What an inspiring main event you’re suggesting.
As where Austin vs. Lesnar is electrifying. A match we’ve genuinely never seen, as where we’ve seen every iteration of the one you suggest except in this form.
And the build, oh the build. Who better to fill 100,000 people into a stadium than Paul Heyman. Heyman who has an association with Lesnar since the day he was introduced to the WWE. Heyman who has a 25 year plus relationship with Austin, he was his manager, his mentor.
The biggest Wrestlemania of all time needs the biggest match of all time.
And that, is not, a Shield Triple Threat.
One, the question is “which main event would be best for business.” While the obvious point is which main event would sell it out, something that will be able to keep the fans paying more money after ‘Mania is also vital.
That said, there’s no guarantee Austin/Lesnar will be good. Austin has been retired for years and may not have the same skill. While people might buy into nostalgia before the bell rings, it has a lot of potential to die by the final bell. Most importantly because Lesnar may not mesh with his style.
Which brings up problem #3: Austin is broken down and Lesnar is high impact. Austin’s retirement was heavily driven by his neck injury. And if Lesnar is supposed to go in there and drop him with German Suplexes, Austin is at high risk. The fans have come to expect it now. If Lesnar isn’t a rough destroyer armed to the teeth with suplexes, they will be disappointed.
And yes, while both would certainly put asses in seats, it doesn’t have to be THE main event to do so, as I alluded to in my first post. In fact, it shouldn’t.
The Shield have a much higher potential to create a MOTY candidate that will leave people frothing at the mouth for more when the show is all over. With Seth Rollins being the heel who’s snaked away from losses time after time, there’s money in seeing him vanquished by one of his former brethren
Originally Posted by JP
Reigns and Ambrose are stuck in a meandering, solidly mid card feud with the Wyatt Family.
Meandering?
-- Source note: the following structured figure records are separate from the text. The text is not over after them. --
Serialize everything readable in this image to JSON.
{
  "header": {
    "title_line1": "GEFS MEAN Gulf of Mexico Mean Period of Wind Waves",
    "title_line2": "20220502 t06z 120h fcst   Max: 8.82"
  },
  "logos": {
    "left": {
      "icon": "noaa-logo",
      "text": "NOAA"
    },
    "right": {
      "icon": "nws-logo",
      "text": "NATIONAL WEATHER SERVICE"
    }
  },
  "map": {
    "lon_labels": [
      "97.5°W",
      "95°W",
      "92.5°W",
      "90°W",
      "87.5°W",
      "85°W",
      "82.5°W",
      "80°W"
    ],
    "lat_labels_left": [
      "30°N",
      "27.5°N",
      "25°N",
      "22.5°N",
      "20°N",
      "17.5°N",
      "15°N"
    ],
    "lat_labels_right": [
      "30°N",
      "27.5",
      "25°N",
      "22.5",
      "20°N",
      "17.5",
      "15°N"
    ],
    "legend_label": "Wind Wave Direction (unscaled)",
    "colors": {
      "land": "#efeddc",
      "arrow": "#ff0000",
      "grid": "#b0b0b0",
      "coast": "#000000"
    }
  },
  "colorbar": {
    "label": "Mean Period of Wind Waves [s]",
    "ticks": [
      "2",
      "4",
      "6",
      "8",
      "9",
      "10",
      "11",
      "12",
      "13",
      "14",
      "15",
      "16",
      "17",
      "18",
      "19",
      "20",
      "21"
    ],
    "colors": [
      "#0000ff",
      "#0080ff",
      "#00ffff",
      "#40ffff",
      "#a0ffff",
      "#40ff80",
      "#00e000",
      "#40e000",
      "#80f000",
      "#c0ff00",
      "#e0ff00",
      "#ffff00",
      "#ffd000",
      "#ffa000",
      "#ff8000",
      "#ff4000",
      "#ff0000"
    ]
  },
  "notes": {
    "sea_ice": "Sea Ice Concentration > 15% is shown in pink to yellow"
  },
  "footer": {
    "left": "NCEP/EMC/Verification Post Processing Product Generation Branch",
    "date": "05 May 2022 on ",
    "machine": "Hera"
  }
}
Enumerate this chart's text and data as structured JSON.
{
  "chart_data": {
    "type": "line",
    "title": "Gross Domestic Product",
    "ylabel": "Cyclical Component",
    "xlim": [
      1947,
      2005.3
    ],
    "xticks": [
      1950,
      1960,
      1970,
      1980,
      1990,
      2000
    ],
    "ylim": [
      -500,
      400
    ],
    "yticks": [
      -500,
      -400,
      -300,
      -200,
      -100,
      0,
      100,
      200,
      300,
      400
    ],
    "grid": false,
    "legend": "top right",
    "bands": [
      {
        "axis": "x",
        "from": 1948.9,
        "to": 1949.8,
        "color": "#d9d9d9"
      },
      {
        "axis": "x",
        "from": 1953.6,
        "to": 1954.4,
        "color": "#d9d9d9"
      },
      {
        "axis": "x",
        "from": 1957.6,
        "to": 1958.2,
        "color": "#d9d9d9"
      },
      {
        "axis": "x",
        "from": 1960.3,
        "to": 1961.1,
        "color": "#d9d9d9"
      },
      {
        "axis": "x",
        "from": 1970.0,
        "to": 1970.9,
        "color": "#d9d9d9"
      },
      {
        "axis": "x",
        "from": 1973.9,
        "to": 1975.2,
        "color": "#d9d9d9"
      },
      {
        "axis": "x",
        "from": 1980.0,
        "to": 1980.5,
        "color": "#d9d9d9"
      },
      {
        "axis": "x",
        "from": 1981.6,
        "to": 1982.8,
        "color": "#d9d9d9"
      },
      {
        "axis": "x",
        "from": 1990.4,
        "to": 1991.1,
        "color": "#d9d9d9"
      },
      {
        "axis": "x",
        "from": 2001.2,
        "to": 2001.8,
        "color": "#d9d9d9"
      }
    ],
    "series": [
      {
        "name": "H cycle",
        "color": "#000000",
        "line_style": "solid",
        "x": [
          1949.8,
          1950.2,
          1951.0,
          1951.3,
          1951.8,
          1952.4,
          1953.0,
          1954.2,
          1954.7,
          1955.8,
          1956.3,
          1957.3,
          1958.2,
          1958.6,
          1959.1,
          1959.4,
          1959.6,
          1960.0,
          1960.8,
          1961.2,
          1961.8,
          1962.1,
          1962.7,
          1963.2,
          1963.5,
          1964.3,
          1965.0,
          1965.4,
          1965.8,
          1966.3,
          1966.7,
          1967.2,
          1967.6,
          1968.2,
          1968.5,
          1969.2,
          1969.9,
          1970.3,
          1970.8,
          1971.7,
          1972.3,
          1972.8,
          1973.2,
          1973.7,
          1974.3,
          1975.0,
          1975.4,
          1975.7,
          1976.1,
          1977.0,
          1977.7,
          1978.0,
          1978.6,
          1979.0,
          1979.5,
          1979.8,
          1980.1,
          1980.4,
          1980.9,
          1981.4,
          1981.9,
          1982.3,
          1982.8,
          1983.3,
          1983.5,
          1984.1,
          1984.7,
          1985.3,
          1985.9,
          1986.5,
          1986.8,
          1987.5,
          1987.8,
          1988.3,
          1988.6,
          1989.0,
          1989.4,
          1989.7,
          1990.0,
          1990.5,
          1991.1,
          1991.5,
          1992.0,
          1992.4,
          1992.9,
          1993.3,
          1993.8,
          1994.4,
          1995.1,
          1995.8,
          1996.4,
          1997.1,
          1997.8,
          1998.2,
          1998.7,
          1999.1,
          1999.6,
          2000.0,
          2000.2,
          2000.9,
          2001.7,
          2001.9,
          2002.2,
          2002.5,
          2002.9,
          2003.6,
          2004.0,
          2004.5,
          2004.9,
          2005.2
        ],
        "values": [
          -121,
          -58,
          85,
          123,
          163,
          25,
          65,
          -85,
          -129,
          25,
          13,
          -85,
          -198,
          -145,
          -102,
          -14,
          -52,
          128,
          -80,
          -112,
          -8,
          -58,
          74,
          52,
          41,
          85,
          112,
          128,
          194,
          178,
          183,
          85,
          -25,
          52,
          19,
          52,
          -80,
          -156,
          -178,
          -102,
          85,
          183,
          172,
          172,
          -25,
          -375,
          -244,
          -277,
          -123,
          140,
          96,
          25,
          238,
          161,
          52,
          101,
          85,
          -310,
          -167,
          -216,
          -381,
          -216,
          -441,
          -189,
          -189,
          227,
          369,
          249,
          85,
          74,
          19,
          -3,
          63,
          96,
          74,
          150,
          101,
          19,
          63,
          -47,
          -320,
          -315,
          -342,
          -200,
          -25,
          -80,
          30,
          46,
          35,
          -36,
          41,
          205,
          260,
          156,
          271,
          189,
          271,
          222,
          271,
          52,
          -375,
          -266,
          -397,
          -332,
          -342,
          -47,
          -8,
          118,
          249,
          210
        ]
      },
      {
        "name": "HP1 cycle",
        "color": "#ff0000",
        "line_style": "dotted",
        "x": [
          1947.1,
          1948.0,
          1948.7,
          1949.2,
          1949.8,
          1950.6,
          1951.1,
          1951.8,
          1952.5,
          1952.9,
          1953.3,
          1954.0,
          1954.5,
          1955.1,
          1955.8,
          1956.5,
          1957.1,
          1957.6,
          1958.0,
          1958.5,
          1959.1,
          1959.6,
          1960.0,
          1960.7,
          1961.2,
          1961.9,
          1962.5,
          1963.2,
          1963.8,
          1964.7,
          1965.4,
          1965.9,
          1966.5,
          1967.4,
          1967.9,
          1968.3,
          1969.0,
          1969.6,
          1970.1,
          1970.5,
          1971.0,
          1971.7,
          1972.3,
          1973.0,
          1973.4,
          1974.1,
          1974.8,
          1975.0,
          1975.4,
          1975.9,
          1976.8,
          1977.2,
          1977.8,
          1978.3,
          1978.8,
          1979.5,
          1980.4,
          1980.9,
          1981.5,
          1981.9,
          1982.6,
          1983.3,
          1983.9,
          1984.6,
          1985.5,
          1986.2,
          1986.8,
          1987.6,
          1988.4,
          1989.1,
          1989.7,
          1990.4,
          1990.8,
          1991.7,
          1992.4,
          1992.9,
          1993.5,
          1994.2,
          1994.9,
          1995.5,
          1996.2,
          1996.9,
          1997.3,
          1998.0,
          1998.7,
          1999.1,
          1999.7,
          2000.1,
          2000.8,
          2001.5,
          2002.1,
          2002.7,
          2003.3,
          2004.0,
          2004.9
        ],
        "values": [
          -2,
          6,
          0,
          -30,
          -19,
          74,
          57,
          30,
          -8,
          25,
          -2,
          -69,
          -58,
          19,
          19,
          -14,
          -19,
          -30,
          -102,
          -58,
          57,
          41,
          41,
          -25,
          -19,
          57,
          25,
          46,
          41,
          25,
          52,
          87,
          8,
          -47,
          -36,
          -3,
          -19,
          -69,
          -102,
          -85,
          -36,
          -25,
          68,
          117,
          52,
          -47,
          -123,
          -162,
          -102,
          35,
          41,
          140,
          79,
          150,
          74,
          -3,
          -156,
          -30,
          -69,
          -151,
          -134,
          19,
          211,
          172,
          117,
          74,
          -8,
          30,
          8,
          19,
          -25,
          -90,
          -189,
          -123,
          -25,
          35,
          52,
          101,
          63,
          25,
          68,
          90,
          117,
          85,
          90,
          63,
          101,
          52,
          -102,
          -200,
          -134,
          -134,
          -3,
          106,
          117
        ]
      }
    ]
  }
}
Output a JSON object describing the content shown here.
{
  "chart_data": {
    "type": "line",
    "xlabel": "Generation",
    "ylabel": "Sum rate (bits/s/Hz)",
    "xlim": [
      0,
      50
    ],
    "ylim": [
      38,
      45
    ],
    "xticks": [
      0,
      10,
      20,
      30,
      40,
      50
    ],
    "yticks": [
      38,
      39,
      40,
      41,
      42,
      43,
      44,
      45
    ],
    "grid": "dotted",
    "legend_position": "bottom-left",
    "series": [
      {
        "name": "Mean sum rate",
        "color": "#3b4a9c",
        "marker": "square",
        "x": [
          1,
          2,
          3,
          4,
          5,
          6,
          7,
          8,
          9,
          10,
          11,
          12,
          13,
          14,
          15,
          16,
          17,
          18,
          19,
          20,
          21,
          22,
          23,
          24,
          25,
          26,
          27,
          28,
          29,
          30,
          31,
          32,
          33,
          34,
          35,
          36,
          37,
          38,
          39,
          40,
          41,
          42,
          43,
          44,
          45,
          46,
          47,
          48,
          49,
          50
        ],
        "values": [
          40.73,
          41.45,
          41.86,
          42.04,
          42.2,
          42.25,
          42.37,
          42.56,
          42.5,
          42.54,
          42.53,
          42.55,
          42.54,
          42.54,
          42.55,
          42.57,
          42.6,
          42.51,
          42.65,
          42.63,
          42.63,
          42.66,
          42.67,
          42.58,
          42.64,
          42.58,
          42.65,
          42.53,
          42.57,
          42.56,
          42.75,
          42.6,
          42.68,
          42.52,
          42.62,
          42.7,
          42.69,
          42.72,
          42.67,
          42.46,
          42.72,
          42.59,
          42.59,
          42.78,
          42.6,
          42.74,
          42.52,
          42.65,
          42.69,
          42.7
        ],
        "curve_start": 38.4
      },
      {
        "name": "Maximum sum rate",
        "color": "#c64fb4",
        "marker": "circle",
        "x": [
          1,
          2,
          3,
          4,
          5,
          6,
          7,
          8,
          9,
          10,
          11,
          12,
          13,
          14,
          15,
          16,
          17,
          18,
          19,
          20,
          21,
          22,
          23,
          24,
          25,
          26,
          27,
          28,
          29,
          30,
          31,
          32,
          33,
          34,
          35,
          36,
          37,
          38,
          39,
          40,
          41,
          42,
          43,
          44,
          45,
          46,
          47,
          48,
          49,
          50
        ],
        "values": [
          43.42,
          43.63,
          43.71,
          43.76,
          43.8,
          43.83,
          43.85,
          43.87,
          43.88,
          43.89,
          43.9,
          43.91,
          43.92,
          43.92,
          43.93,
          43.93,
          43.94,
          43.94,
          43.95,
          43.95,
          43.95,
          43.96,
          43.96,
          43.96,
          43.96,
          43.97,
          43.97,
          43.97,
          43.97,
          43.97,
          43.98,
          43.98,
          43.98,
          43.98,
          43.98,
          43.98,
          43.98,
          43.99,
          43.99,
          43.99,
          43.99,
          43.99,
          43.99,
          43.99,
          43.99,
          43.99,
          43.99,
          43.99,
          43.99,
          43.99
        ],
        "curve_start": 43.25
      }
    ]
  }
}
Reigns and Ambrose are in a feud that’s consistently received hot reactions, with constant developments and monthly shifts in the feud dynamic.
Originally Posted by JP
Ambrose is going to move into a feud with the mid card curse of Chris Jericho. Rollins is limping from one escape to the next, now up against the 2,761st return of Kane in a mask.
Nothing past NOC suggests Jericho will feud with any of these guys, and he still draws. Despite bad pairings and booking in the past, it’s unlikely it derails Reigns or Ambrose. Much like a short feud with Kane after Rollins feuded with Sting, Orton and Lesnar wouldn’t hurt his run. Many champions had boring opponents in the midst of hot runs. These factors have little bearing on excitement levels when the significant build will be in WrestleMania season.